Research Interests


See a list of my publications here.

Polluted White Dwarfs

About 25-50% of observed white dwarfs atmospheres are polluted by elements heavier than Helium, even though these elements are expected to sink quickly. Previous work show that accretion of materials over the course of several billions years is needed to match observations. Current consensus is that the white dwarf accretes from the remnant planets and planetesimals, which are tidally disrupted as they get close to the star. Two important questions arise:

  1. What are the potential reservoirs in an evolved planetary system?
  2. Which mechanisms excite these bodies' eccentricity so that they may be able to get close to the white dwarf?
I am broadly interested in answering these two questions using numerical and analytical methods.

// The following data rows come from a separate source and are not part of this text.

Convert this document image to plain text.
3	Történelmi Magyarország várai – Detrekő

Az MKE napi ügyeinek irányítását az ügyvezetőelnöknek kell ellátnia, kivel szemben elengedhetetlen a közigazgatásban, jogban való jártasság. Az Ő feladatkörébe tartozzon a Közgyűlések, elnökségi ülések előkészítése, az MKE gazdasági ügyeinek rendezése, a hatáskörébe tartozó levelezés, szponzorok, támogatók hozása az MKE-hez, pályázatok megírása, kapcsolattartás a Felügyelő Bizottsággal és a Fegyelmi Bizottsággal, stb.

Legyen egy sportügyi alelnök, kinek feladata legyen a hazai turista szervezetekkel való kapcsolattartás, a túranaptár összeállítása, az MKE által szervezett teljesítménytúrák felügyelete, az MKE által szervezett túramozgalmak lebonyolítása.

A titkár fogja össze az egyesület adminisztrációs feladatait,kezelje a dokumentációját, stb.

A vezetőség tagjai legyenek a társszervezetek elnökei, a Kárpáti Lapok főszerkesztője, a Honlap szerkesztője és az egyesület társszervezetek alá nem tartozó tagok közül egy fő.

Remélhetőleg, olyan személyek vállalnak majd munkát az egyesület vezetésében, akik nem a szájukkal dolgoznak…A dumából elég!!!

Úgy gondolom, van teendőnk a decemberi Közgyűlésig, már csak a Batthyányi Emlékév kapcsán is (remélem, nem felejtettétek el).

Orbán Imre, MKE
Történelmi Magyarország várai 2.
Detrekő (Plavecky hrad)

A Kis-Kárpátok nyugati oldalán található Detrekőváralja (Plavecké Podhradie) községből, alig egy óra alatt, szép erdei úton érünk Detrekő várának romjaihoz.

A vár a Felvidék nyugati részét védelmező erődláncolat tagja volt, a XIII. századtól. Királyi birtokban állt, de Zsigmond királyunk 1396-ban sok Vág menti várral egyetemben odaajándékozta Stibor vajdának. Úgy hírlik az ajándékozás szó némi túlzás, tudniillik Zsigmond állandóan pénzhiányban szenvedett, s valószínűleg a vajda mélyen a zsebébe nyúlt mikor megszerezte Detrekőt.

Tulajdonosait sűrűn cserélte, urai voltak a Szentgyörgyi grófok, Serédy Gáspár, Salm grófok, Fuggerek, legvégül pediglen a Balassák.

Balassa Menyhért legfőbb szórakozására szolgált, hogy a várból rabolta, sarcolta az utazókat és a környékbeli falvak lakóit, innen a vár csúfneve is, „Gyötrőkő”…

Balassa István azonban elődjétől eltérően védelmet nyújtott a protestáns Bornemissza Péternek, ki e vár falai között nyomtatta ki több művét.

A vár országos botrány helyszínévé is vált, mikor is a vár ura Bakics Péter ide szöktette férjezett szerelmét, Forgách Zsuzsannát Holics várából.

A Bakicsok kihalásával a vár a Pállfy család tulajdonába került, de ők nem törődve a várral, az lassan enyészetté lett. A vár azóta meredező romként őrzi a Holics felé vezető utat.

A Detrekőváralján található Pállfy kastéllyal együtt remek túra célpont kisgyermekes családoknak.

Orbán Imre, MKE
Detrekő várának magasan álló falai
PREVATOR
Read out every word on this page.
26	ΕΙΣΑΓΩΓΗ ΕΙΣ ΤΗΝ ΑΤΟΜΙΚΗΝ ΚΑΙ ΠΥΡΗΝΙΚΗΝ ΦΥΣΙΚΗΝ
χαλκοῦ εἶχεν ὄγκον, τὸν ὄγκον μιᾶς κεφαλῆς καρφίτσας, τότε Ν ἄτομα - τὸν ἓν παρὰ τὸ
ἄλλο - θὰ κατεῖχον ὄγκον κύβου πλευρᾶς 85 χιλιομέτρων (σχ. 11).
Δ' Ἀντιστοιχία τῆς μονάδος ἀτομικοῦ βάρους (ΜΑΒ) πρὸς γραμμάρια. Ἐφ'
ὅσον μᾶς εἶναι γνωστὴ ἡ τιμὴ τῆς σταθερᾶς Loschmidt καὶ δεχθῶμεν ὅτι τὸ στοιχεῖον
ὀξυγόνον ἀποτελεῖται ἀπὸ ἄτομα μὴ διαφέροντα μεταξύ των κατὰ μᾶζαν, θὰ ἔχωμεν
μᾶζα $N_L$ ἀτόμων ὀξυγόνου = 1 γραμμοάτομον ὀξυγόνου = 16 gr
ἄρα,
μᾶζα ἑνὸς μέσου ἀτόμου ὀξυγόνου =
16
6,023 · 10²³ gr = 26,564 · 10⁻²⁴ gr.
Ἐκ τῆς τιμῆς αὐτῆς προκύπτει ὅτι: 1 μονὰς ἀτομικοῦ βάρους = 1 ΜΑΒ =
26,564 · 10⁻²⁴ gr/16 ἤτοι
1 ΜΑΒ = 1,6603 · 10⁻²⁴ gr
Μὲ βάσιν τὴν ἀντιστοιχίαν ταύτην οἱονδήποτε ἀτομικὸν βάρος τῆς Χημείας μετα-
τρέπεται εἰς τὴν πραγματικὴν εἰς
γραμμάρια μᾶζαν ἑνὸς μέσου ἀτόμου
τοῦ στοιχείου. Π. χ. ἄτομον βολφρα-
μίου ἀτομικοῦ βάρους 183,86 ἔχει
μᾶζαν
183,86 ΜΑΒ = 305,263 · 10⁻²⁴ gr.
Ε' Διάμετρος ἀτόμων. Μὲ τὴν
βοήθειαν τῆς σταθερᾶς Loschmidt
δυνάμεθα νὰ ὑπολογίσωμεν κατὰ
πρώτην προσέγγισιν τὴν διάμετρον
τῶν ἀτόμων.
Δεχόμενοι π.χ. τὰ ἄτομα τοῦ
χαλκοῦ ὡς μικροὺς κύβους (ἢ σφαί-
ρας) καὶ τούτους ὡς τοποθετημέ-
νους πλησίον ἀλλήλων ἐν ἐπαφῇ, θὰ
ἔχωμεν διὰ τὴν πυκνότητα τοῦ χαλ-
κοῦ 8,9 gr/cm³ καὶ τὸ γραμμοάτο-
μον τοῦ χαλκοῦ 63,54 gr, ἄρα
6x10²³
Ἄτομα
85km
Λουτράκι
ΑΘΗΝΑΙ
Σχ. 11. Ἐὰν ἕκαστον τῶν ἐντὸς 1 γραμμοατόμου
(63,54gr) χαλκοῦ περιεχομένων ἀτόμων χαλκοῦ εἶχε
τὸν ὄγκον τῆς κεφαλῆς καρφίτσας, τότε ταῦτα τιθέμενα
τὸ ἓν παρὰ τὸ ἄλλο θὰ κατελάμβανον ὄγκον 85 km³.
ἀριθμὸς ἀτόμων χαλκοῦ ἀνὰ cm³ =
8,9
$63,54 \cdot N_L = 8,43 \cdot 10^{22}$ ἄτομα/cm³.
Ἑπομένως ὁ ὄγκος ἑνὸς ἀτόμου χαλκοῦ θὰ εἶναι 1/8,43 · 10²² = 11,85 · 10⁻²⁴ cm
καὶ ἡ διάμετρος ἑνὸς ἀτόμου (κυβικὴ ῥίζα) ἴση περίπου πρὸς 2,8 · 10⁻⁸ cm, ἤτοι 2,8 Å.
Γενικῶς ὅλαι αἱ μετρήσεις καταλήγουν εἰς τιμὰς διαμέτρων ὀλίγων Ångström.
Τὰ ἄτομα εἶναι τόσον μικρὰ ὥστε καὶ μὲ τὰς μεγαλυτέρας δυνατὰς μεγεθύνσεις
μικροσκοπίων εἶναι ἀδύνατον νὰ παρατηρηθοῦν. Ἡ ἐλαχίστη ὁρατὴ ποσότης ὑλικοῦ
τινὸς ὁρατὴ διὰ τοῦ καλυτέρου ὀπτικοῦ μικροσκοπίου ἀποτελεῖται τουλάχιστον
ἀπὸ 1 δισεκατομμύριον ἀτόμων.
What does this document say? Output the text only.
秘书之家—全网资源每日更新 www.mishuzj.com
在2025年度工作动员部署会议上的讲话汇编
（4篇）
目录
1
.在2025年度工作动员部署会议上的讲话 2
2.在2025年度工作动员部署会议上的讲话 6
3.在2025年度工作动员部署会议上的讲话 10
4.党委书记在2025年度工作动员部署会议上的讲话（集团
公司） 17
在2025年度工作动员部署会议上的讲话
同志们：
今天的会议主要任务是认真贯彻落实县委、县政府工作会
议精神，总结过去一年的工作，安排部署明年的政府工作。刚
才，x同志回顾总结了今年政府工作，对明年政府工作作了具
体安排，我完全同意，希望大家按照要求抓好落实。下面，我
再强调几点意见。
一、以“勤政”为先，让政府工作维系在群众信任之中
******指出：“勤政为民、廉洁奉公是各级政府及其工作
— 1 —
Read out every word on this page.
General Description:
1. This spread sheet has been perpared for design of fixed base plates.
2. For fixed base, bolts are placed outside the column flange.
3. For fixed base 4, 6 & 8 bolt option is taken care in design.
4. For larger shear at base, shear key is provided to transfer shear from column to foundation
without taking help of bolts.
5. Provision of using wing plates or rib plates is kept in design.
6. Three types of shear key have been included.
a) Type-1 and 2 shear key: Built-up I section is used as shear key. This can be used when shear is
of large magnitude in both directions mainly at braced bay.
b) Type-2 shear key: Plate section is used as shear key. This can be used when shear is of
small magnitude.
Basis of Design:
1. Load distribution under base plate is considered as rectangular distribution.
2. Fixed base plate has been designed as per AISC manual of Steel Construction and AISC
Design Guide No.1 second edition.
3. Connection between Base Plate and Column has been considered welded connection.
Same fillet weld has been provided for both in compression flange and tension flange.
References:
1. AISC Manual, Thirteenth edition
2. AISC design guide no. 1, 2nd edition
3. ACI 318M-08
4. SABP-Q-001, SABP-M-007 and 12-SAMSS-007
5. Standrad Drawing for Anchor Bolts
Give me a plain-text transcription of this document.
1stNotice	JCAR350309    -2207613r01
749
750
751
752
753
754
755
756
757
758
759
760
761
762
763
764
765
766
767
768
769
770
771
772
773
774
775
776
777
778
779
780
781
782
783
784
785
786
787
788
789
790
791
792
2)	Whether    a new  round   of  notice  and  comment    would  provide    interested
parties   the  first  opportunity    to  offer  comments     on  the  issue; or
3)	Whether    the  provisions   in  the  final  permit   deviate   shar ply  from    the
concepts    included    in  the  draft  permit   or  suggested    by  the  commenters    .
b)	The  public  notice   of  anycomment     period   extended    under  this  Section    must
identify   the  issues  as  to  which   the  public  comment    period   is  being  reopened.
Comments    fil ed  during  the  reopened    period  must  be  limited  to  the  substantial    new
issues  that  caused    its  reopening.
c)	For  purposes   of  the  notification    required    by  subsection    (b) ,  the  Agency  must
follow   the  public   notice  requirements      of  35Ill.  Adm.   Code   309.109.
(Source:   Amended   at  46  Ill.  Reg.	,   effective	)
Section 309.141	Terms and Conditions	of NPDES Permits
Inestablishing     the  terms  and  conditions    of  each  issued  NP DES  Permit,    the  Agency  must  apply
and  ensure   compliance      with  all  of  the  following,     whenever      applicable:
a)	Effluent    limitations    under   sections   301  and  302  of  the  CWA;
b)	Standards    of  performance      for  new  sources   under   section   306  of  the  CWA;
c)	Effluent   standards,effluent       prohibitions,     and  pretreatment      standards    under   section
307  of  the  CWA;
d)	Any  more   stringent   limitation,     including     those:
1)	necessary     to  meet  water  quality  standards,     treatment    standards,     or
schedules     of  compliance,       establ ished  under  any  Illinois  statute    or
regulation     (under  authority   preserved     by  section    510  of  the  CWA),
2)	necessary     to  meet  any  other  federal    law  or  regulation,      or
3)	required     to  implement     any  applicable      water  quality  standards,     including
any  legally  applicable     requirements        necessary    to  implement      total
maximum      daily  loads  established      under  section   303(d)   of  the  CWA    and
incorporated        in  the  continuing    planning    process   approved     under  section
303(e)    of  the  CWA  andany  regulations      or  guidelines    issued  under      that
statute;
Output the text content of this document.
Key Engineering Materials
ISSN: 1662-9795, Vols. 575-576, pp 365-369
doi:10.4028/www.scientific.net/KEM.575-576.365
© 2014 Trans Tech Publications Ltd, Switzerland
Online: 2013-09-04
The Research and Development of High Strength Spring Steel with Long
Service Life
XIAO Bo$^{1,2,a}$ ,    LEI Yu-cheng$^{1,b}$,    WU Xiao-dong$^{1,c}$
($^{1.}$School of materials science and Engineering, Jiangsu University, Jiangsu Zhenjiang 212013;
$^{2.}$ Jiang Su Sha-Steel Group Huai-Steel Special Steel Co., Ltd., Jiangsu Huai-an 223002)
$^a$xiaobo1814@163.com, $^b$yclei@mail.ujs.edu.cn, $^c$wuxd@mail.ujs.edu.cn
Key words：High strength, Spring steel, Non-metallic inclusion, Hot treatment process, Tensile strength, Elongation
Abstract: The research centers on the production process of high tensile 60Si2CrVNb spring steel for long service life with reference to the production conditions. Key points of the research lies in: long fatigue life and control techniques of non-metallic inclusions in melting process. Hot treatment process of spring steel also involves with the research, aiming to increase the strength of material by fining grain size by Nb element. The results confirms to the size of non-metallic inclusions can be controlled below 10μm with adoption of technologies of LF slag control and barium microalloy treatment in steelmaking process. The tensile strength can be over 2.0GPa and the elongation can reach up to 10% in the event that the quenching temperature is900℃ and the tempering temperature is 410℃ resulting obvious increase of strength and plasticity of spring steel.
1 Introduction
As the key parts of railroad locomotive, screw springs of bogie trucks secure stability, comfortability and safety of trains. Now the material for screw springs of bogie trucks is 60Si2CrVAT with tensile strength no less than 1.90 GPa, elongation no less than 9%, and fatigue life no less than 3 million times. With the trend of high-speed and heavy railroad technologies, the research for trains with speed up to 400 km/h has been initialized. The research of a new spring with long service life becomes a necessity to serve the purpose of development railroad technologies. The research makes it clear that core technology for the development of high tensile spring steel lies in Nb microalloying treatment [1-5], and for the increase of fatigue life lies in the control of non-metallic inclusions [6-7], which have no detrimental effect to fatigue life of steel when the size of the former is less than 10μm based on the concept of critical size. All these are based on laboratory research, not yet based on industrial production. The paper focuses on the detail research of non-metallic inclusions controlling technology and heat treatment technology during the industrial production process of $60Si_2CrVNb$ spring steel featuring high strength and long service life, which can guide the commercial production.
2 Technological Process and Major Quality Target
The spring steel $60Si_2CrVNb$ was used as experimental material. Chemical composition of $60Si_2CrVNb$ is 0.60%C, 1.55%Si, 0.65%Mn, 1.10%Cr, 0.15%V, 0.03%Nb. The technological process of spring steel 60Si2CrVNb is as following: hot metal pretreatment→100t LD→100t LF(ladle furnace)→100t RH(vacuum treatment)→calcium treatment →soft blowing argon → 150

These projects seek to understand the long-term evolution of planetary systems and connect them to observations of polluted white dwarfs. I have modeled the dynamics (Pham & Rein, 2024) and chemical composition of comets over time, and have developed numerical models to study these processes.

Exoplanet Obliquity & Dynamics

The obliquity (tilt) of exoplanets important factor for climate and habitability. In the last few years, we have begun to measure obliquity. I am interested in understanding the dynamics of exoplanet obliquity, and predicting their obliquity evolution over time. I have modeled obliquity evolution through secular spin-orbit coupling with a distant exomoon (Poon, Rein & Pham, 2024).

Numerical Methods

Many problems require numerical simulations. I am interested in improving numerical methods and ensuring their accuracy. I have worked in developing a new adaptive timestepping criterion (Pham, Rein, & Spiegel, 2024), a fast dynamical integration technique for small bodies around binary systems (Pham & Rein, 2024), and a new long-term comet evolution code that fully couples dynamical, stellar, thermal, and volatiles evolution.

Statistical Methods I am interested in applying statistical methods and machine learning to astrophysical problems. I have recently applied Bayesian inference on the current ensemble of observed exoplanet obliquity to understand formation mechanisms (Poon et al., 2025). I have also used machine learning methods, supervised and unsupervised, together with statistical techniques to characterize exoplanets from photometric observations (Pham & Kaltenegger 2021, Pham & Kaltenegger 2022, Li et al., 2024), and to cluster planet types from planet formation simulations (Schlecker, Pham, Burns et al., 2021).
Small Bodies & Fast Radio Bursts Fast radio bursts (FRBs) are millisecond radio events. Their physical origin remains unknown. I am interested in the possibility that these FRBs are caused by small bodies (asteroids, comets) impacting neutron stars. I have modeled the dynamics of these small bodies around neutron stars, and their collision rates, and made some observational predictions for this scenario (Pham, Hopkins et al., 2024).
Simulation & Atmosphere Removal for the TIME Collaboration TIME (Tomographic Ionized Carbon Intensity Mapping Experiment) is an [CII]/CO line-intensity mapping instrument seeking to understand the epoch of reionization. Having an understanding of the epoch of reionization remains a central task in building a complete picture of the Universe's evolution, early galaxies formation, and star formation history. In this project, I am mostly involved in building a simulation pipeline and perform atmosphere removal for TIME observations (Butler et al., 2024, Yang et al., 2025).